Multi-target action of the novel anti-Alzheimer compound CHF5074: in vivo study of long term treatment in Tg2576 mice
- Equal contributors
1 Department of Veterinary Medicine, University of Bologna, Bologna, Italy
2 Health Science and Technologies Interdepartmental Center for Industrial Research (HST-ICIR), University of Bologna, Via Tolara di Sopra 50, Bologna, Ozzano Emilia I-40064, Italy
3 IRET Foundation, Via Tolara di Sopra 50, Bologna, Ozzano Emilia 40064, Italy
4 Department of Life Sciences and biotechnology, University of Ferrara, Via Fossato di Mortara 17–19, Ferrara, Italy
5 Department of Neurosciences, Laboratory of Neuropathology, University of Parma, Via Gramsci 14, Parma 43100, Italy
6 Department of Biosciences, Biochemistry and Molecular Biology Unit, Laboratory of Functional Genomics and Protein Engineering, University of Parma, Parma, Italy
7 Research & Development, Chiesi Farmaceutici, Via Palermo 26/A, Parma 43100, Italy
8 Present address: Microbiological Laboratory, GlaxoSmithKline Manufacturing Spa, Via Asolana 90, Parma, S.Polo di Torrile 43056, Italy
Citation and License
BMC Neuroscience 2013, 14:44 doi:10.1186/1471-2202-14-44Published: 5 April 2013
Alzheimer disease is a multifactorial disorder characterized by the progressive deterioration of neuronal networks. The pathological hallmarks includes extracellular amyloid plaques and intraneuronal neurofibrillary tangles, but the primary cause is only partially understood. Thus, there is growing interest in developing agents that might target multiple mechanisms leading to neuronal degeneration. CHF5074 is a nonsteroidal anti-inflammatory derivative that has been shown to behave as a γ-secretase modulator in vitro and to inhibit plaque deposition and to reverse memory deficit in vivo in transgenic mouse models of Alzheimer’s disease (AD). In the present study, the effects of a long-term (13-month) treatment with CHF5074 on indicators of brain functionality and neurodegeneration in transgenic AD mice (Tg2576) have been assessed and compared with those induced by a prototypical γ-secretase inhibitor (DAPT).

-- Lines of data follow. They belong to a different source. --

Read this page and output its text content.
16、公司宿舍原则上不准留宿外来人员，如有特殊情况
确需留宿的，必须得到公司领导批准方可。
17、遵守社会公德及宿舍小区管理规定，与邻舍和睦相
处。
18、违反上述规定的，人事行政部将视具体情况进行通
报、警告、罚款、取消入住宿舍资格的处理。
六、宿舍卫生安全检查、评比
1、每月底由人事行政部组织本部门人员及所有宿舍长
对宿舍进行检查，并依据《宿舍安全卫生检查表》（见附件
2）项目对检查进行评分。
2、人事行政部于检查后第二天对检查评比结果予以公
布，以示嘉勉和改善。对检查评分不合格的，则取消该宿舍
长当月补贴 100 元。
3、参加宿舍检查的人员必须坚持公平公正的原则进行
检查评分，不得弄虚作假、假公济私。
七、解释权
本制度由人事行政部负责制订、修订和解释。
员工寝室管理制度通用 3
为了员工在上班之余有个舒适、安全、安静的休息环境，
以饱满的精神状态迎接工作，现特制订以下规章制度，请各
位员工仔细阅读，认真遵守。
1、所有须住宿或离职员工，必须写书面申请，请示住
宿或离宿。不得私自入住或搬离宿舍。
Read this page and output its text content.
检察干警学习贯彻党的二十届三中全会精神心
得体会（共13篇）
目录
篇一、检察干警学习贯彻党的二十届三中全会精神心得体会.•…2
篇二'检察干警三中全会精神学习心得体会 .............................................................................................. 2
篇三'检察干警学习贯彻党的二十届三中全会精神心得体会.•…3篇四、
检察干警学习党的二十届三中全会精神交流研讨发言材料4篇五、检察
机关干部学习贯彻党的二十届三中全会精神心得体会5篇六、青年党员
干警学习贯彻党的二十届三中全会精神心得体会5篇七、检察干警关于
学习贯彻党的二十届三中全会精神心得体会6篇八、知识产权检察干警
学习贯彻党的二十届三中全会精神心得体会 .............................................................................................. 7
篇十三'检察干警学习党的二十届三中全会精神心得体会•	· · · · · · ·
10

To this end, plaque-free, 6-month-old Tg2576 mice and wild-type littermates were fed with a diet containing CHF5074 (125 and 375 ppm/day), DAPT (375 ppm/day) or vehicle for 13 months. The measured indicators included object recognition memory, amyloid burden, brain oligomeric and plasma Aβ levels, intraneuronal Aβ, dendritic spine density/morphology, neuronal cyclin A positivity and activated microglia. Tg2576 mice fed with standard diet displayed an impairment of recognition memory. This deficit was completely reverted by the higher dose of CHF5074, while no effects were observed in DAPT-treated mice. Similarly, amyloid plaque burden, microglia activation and aberrant cell cycle events were significantly affected by CHF5074, but not DAPT, treatment. Both CHF5074 and DAPT reduced intraneuronal Aβ content, also increasing Aβ40 and Aβ42 plasma levels.
This comparative analysis revealed a profoundly diverse range of clinically relevant effects differentiating the multifunctional anti-inflammatory derivative CHF5074 from the γ-secretase inhibitor DAPT and highlighted unique mechanisms and potential targets that may be crucial for neuroprotection in mouse models of AD.